Communication with the host computer can be achieved through serial communication, and the computer and the microcontroller are connected through serial communication design, and then the collected data is transmitted to the computer in channel order.
Finally, the host computer sends a command, and the main control microcontroller transmits the collected data to the computer in channel order.

3 Experiment and simulation The acoustic
emission signal can be simulated by the signal of the broken pencil lead with a hardness of HB. The diameter of the pencil is 0.5 mm, the length of its lead is about 2.5 mm, and the angle with the surface of the steel plate is about 30°.
The acoustic emission signal comes from the defect itself. Defects of the same size and nature will have different acoustic emission signals due to different positions and stress states. In the experiment, the pencil lead was broken at the same point many times while the sensor position was fixed. The state of the signal was observed, and finally the situation where the acoustic emission simulation signal appeared more frequently was selected as the state of the acoustic emission simulation signal.
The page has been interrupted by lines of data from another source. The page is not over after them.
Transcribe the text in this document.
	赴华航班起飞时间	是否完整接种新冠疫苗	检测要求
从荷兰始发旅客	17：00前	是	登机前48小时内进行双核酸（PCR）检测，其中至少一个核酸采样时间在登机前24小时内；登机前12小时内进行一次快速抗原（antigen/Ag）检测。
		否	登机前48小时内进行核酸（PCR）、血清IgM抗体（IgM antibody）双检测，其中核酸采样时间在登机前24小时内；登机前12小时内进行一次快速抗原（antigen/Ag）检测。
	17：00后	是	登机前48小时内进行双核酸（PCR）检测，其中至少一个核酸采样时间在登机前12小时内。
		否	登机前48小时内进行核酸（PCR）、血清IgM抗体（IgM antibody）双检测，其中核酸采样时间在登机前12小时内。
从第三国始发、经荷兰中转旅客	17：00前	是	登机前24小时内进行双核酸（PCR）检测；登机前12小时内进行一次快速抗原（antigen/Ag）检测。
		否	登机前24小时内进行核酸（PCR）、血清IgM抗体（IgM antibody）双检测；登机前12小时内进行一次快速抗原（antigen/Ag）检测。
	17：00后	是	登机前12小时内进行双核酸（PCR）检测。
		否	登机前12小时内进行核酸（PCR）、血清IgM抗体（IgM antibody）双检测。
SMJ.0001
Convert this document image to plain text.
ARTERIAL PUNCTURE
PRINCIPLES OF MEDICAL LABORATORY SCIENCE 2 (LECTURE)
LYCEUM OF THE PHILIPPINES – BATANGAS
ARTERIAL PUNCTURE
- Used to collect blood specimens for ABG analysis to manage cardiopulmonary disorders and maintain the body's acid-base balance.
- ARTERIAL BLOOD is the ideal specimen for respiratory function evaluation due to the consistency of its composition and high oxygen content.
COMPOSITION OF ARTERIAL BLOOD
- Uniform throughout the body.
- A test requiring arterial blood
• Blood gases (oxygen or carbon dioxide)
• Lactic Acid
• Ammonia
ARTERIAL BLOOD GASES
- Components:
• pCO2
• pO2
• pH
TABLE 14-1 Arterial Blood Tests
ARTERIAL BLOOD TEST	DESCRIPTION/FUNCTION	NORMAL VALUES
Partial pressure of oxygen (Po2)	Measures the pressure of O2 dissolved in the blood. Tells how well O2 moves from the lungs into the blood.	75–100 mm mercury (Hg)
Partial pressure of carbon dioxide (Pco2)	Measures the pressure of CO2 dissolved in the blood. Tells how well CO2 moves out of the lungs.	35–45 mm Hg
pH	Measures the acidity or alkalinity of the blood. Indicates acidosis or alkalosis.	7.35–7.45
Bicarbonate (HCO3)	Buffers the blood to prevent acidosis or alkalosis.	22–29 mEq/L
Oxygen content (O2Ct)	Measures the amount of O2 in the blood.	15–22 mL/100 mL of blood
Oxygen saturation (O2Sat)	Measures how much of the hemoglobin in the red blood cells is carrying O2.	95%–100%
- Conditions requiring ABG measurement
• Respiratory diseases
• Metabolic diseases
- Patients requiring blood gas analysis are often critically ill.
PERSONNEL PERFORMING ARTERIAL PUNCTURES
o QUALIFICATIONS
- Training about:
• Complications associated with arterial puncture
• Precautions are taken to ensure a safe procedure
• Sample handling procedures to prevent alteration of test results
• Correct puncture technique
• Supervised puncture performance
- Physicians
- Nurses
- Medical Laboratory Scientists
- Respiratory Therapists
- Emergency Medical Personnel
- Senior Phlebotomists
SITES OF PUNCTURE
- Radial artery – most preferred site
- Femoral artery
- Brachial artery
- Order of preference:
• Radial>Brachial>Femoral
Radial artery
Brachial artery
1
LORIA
This paper uses the STC12C5410AD microcontroller, which is an AD with 8 10 bits and 100 ksps, which fully meets the sampling theorem, and has an SPI bus inside the chip, so it can be used to test the multi-channel acoustic emission signal acquisition system.
The experiment uses piezoelectric ceramics as acoustic emission signal sensors, so it has the characteristics of simple structure, light weight, and high sensitivity. Piezoelectric ceramics are sensitive to external forces and can convert extremely weak mechanical
vibrations into electrical signals.
According to the characteristics of the acoustic emission signal, the substrate material selected in this experiment is brass, the resonant frequency is 20 kHz, and the piezoelectric ceramic piece with a capacitance of 20 nF is used as the transducer of the acoustic emission simulation signal, which can meet the reception requirements of the pencil lead break signal.
This experiment selected two-channel data acquisition, and two sensors were distributed at intervals on a steel plate with a thickness of 10 mm. Then the pencil lead was broken, and channel one and channel two were selected on the host computer respectively, and then the data of the two channels were uploaded to the host computer respectively, and the collected data was expressed as a waveform using MATLAB. In this way, it can be seen that the amplitude of the acoustic emission simulation signal decays with time, which proves the energy attenuation of the elastic wave during the propagation process. At the same time, the interference phenomenon of the elastic wave also appeared at the position of sensor 2, which is caused by the longitudinal wave and transverse wave of the elastic wave reaching transducer 2 successively. Figure 4 shows the waveform simulation diagram of signal acquisition.

4 Conclusion
Based on the characteristics of acoustic emission, this paper proposes a design method for a multi-channel data signal acquisition system using the sound source localization method of acoustic emission. A large number of experiments have proved that this design has the characteristics of fast data transmission and accurate positioning, and can meet the requirements of sound source localization.